The Open Data Manifesto
Based on the experiences documented in this case study, we propose principles for the continued development of open soccer data:
-
Breadth over depth: Broad coverage of diverse competitions (including women's leagues, lower divisions, and non-European football) is more valuable than deep coverage of a few elite leagues.
-
Documentation as a first-class concern: Open data without clear documentation is of limited value. Every dataset should include comprehensive data dictionaries, known limitations, and example code.
-
Versioning and stability: Datasets should use semantic versioning, with clear changelogs and backward compatibility guarantees where possible.
-
Ethical collection: Open data should be collected with appropriate consent and in compliance with relevant regulations. The fact that data is free does not exempt it from ethical standards.
-
Community stewardship: The long-term maintenance of open datasets should be a shared community responsibility, not dependent on a single organization.
-
Attribution and citation: Users of open data should consistently credit the providers, creating a positive feedback loop that incentivizes further data release.
The Road Ahead
The democratization of soccer analytics through open data is an ongoing process. Key developments to watch:
- Open tracking data: The release of larger tracking data samples (beyond Metrica's two-match set) would dramatically accelerate research in spatial analysis and off-ball movement.

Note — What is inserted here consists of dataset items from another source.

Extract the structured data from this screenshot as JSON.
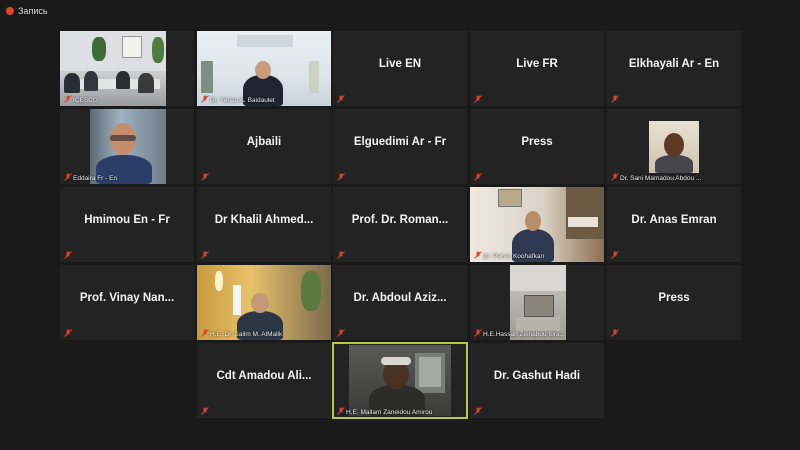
{
  "recording": {
    "label": "Запись"
  },
  "colors": {
    "background": "#1a1a1a",
    "tile": "#232323",
    "active_border": "#b5c94a",
    "mic_muted": "#d9442f"
  },
  "tiles": [
    {
      "label": "ICESCO",
      "video": true,
      "active": false
    },
    {
      "label": "Dr. Yerlan A. Baidaulet",
      "video": true,
      "active": false
    },
    {
      "label": "Live EN",
      "video": false,
      "active": false
    },
    {
      "label": "Live FR",
      "video": false,
      "active": false
    },
    {
      "label": "Elkhayali Ar - En",
      "video": false,
      "active": false
    },
    {
      "label": "Eddaira Fr - En",
      "video": true,
      "active": false
    },
    {
      "label": "Ajbaili",
      "video": false,
      "active": false
    },
    {
      "label": "Elguedimi Ar - Fr",
      "video": false,
      "active": false
    },
    {
      "label": "Press",
      "video": false,
      "active": false
    },
    {
      "label": "Dr. Sani Mamadou Abdou ...",
      "video": true,
      "active": false
    },
    {
      "label": "Hmimou En - Fr",
      "video": false,
      "active": false
    },
    {
      "label": "Dr Khalil Ahmed...",
      "video": false,
      "active": false
    },
    {
      "label": "Prof. Dr. Roman...",
      "video": false,
      "active": false
    },
    {
      "label": "Dr. Parviz Koohafkan",
      "video": true,
      "active": false
    },
    {
      "label": "Dr. Anas Emran",
      "video": false,
      "active": false
    },
    {
      "label": "Prof. Vinay Nan...",
      "video": false,
      "active": false
    },
    {
      "label": "H.E. Dr. Salim M. AlMalik",
      "video": true,
      "active": false
    },
    {
      "label": "Dr. Abdoul Aziz...",
      "video": false,
      "active": false
    },
    {
      "label": "H.E.Hassan Zeinabou Ibra...",
      "video": true,
      "active": false
    },
    {
      "label": "Press",
      "video": false,
      "active": false
    },
    {
      "label": "Cdt Amadou Ali...",
      "video": false,
      "active": false
    },
    {
      "label": "H.E. Mallam Zaneidou Amirou",
      "video": true,
      "active": true
    },
    {
      "label": "Dr. Gashut Hadi",
      "video": false,
      "active": false
    }
  ]
}
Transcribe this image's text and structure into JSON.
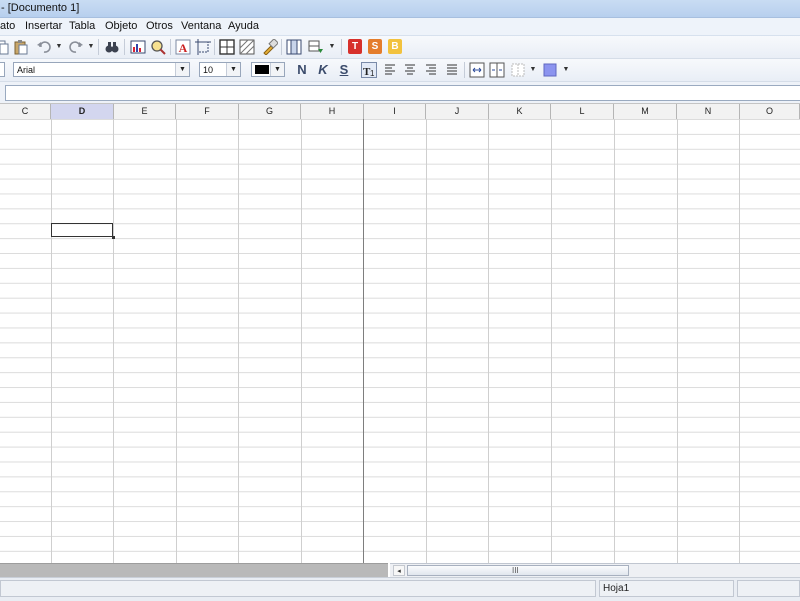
{
  "window": {
    "title": "- [Documento 1]"
  },
  "menu": [
    "ato",
    "Insertar",
    "Tabla",
    "Objeto",
    "Otros",
    "Ventana",
    "Ayuda"
  ],
  "format_toolbar": {
    "font_name": "Arial",
    "font_size": "10",
    "bold_glyph": "N",
    "italic_glyph": "K",
    "underline_glyph": "S"
  },
  "toolbar_badges": [
    "T",
    "S",
    "B"
  ],
  "columns": [
    "C",
    "D",
    "E",
    "F",
    "G",
    "H",
    "I",
    "J",
    "K",
    "L",
    "M",
    "N",
    "O"
  ],
  "active_column": "D",
  "status": {
    "sheet_name": "Hoja1"
  },
  "scrollbar": {
    "grip": "III"
  },
  "colors": {
    "titlebar": "#c9dcf3",
    "badge_t": "#d7302b",
    "badge_s": "#e47d2c",
    "badge_b": "#f2c23e",
    "font_color": "#000000",
    "fill_color": "#8c94ef"
  }
}
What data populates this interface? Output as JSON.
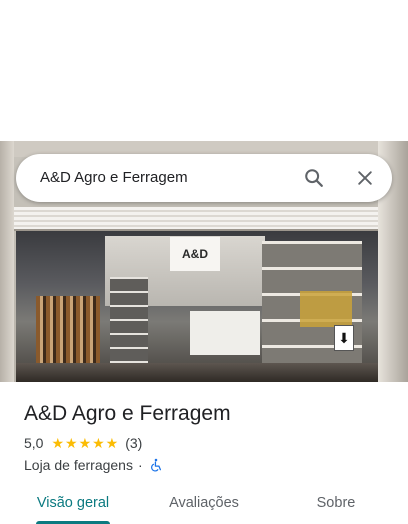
{
  "search": {
    "query": "A&D Agro e Ferragem"
  },
  "photo": {
    "store_sign_text": "A&D",
    "floor_sign_text": "⬇"
  },
  "place": {
    "name": "A&D Agro e Ferragem",
    "rating": "5,0",
    "stars": "★★★★★",
    "review_count": "(3)",
    "category": "Loja de ferragens",
    "separator": "·"
  },
  "tabs": [
    {
      "label": "Visão geral",
      "active": true
    },
    {
      "label": "Avaliações",
      "active": false
    },
    {
      "label": "Sobre",
      "active": false
    }
  ],
  "icons": {
    "search": "search-icon",
    "close": "close-icon",
    "accessibility": "wheelchair-icon"
  },
  "colors": {
    "accent": "#0b7a80",
    "star": "#fbbc04",
    "accessibility": "#1a73e8"
  }
}
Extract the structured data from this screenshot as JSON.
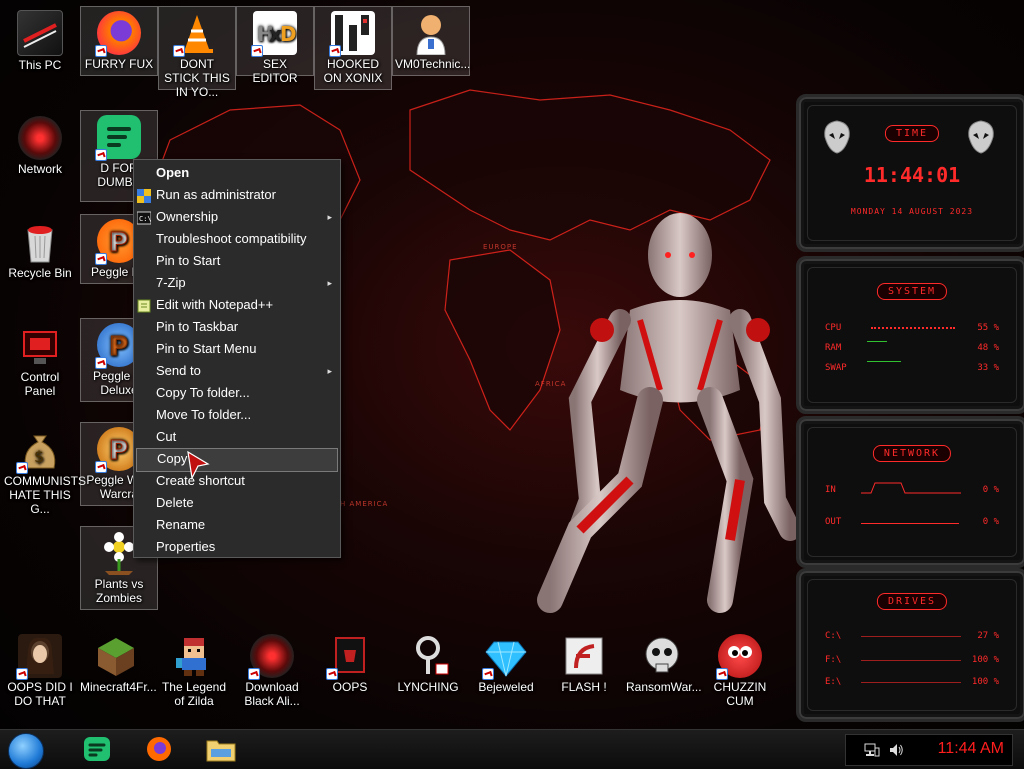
{
  "desktop_icons": {
    "this_pc": "This PC",
    "furry_fux": "FURRY FUX",
    "dont_stick": "DONT STICK THIS IN YO...",
    "sex_editor": "SEX EDITOR",
    "hooked_on_xonix": "HOOKED ON XONIX",
    "vm0technic": "VM0Technic...",
    "network": "Network",
    "d_for_dumba": "D FOR DUMBA",
    "recycle_bin": "Recycle Bin",
    "peggle_de": "Peggle De",
    "control_panel": "Control Panel",
    "peggle_nights": "Peggle Ni Deluxe",
    "communists": "COMMUNISTS HATE THIS G...",
    "peggle_warcraft": "Peggle W of Warcra",
    "plants_vs_zombies": "Plants vs Zombies",
    "oops_did_i": "OOPS DID I DO THAT",
    "minecraft": "Minecraft4Fr...",
    "legend_zilda": "The Legend of Zilda",
    "download_black": "Download Black Ali...",
    "oops": "OOPS",
    "lynching": "LYNCHING",
    "bejeweled": "Bejeweled",
    "flash": "FLASH !",
    "ransomware": "RansomWar...",
    "chuzzin_cum": "CHUZZIN CUM"
  },
  "context_menu": {
    "items": [
      {
        "label": "Open"
      },
      {
        "label": "Run as administrator"
      },
      {
        "label": "Ownership"
      },
      {
        "label": "Troubleshoot compatibility"
      },
      {
        "label": "Pin to Start"
      },
      {
        "label": "7-Zip"
      },
      {
        "label": "Edit with Notepad++"
      },
      {
        "label": "Pin to Taskbar"
      },
      {
        "label": "Pin to Start Menu"
      },
      {
        "label": "Send to"
      },
      {
        "label": "Copy To folder..."
      },
      {
        "label": "Move To folder..."
      },
      {
        "label": "Cut"
      },
      {
        "label": "Copy"
      },
      {
        "label": "Create shortcut"
      },
      {
        "label": "Delete"
      },
      {
        "label": "Rename"
      },
      {
        "label": "Properties"
      }
    ],
    "submenu_arrow": "▸"
  },
  "wallpaper": {
    "labels": [
      "EUROPE",
      "AFRICA",
      "H AMERICA"
    ]
  },
  "gadgets": {
    "time": {
      "title": "TIME",
      "clock": "11:44:01",
      "date": "MONDAY 14 AUGUST 2023"
    },
    "system": {
      "title": "SYSTEM",
      "rows": [
        {
          "label": "CPU",
          "value": "55 %",
          "level": 0.55
        },
        {
          "label": "RAM",
          "value": "48 %",
          "level": 0.48
        },
        {
          "label": "SWAP",
          "value": "33 %",
          "level": 0.33
        }
      ]
    },
    "network": {
      "title": "NETWORK",
      "rows": [
        {
          "label": "IN",
          "value": "0 %"
        },
        {
          "label": "OUT",
          "value": "0 %"
        }
      ]
    },
    "drives": {
      "title": "DRIVES",
      "rows": [
        {
          "label": "C:\\",
          "value": "27 %"
        },
        {
          "label": "F:\\",
          "value": "100 %"
        },
        {
          "label": "E:\\",
          "value": "100 %"
        }
      ]
    }
  },
  "taskbar": {
    "clock": "11:44 AM"
  },
  "colors": {
    "accent": "#ff2a2a",
    "menu_bg": "#2b2b2b"
  }
}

- Standardization efforts: Projects like
kloppyare working to create standard data formats that bridge different providers, making it easier to combine data sources. - Federated learning: Techniques that allow models to be trained across multiple clubs' private data without sharing the raw data could combine the benefits of open science with the privacy requirements of professional football.
- Institutional support: FIFA, UEFA, and other governing bodies could play a role in mandating minimum data sharing standards, particularly for research and development purposes.
Discussion Questions
-
StatsBomb's open data release was a business decision as much as an altruistic one --- it generated goodwill, brand awareness, and a pool of trained analysts familiar with their data format. Is this alignment of commercial and community interests sustainable, or does it create risks?
-
The "misuse and misinterpretation" challenge is inherent to any democratization effort. How should the community balance lowering barriers to entry with maintaining analytical quality standards?
-
The tracking data gap remains the most significant barrier. What mechanisms (commercial, regulatory, or community-driven) might lead to greater access to tracking data?
-
Maria's story is inspiring, but it is also a survivorship bias example --- we do not hear about the many aspiring analysts who used open data and did not find a career path. How should we honestly represent career prospects in soccer analytics?
-
Open data has primarily benefited the analytical community in English-speaking countries and Western Europe. What specific initiatives could extend these benefits to the global soccer community?
Connection to Chapter Themes
This case study connects to multiple Chapter 30 themes:
- Democratization (Section 30.3): Open data is the single most important enabler of democratization in soccer analytics.
- Ethics (Section 30.2): Open data raises its own ethical questions about player consent and data governance.
- Career guidance (Section 30.6): Open data has fundamentally changed how aspiring analysts build portfolios and demonstrate competence.
- The human element (Section 30.4): The community that formed around open data --- sharing code, providing feedback, mentoring newcomers --- demonstrates that technology adoption is ultimately a social phenomenon.